Saturday 20th December
As we have both read several books on
Antartic explorers, we head for the South Australian Museum, which has
a large display centered on the Antartic explorer Douglas Mawson, who
lived here. The section is full of artefacts (eg his sleeping
bag made from camel hair), photos, documents and videos of Douglas
Mawson’s three explorative journeys just over a hundred years ago.
There is also a replica of the hut where the whole party lived, and a
special place for Mawson’s knife and half sled. During a mapping
expedition out from base camp his two companions died, and Mawson
then used the knife to saw the sled in half before walking back to
base camp – a solo journey of 160km. Other exhibitions featured
Aboriginal culture, Egyptian artefacts, megafauna, fossils,
meteorites, minerals and opals. In the gift shop it is possible to
buy the same style of balaclava that Mawson wore – or even the
pattern so you can knit your own.
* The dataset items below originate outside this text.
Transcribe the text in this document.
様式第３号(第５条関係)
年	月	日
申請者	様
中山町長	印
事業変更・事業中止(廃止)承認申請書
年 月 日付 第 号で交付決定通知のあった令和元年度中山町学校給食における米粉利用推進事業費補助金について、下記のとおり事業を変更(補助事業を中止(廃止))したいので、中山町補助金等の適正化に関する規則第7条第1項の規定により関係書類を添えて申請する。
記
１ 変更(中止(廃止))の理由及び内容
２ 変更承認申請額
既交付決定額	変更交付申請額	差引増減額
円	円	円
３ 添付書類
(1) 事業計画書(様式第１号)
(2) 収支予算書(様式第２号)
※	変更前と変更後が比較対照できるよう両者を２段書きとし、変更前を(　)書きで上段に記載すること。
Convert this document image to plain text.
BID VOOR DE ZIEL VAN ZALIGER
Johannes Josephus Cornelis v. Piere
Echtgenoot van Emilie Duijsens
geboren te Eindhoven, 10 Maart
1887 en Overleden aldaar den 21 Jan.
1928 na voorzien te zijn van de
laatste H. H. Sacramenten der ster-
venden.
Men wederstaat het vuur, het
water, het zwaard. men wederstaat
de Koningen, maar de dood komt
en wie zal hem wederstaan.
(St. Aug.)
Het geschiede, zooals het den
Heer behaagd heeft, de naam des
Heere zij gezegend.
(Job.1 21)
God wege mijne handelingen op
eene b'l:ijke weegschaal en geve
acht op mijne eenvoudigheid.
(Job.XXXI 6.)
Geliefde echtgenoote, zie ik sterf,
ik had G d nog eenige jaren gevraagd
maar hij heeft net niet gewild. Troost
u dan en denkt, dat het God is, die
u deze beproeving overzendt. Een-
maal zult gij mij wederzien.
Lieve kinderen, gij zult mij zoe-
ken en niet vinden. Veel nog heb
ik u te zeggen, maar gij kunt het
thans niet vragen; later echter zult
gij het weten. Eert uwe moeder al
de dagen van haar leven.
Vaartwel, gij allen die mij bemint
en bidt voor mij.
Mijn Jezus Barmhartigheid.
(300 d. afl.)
A picnic lunch outside the well designed war memorial –
one can walk inside and find all the names of people who died in WWI
inscribed on plaques on the walls.

Sunday 21st December
Just a short metro train ride to Port
Adelaide brings us to the National Railway Museum, which despite the
name contains mostly South Australian railway history. They are
definitely not short of rolling stock with two buildings each with
four to five tracks, each with at least four engines or carriages
standing. It is possible to walk through some of the carriages and
see how sleeping compartments were designed almost one hundred years
ago. Three wagons come from ”The Tea and Sugar” train, which
began in 1917 with the sole purpose to bring daily necessities out to
the workers laying the railway between Adelaide and Perth. As the
track didn’t pass close to existing towns there was no other way to bring in
supplies. After the railway line was finished small towns sprang up
along the railway line, but these also needed supplies, so the Tea
and Sugar kept running. One carriage included a bank, another housed
the shop and another the butcher. As there was no coldroom in the
train there were a few animals in small pens on the train, and the
butcher slaughtered an animal as there was the need. The train also
had a cinema and from the 1970’s a doctor’s clinic. Each December
there was an extra carraige for Santa – bringing Christmas joy to
the children along the track. The train finally stopped running in 1996.

Back to the hotel for some PC work and
when I head out to buy some groceries at Woolworths in the nearby Rundle Street Mall at 5.30pm it is closed –
as are most of the shops. So we then head down to the Coles
supermarket near Chinatown and that is also closed. All the shops in
the centre of Adelaide close at 5pm, even though it is the last
Sunday before Christmas! So there goes our picnic lunch for the
train tomorrow – hope the dining car isn’t too overpriced.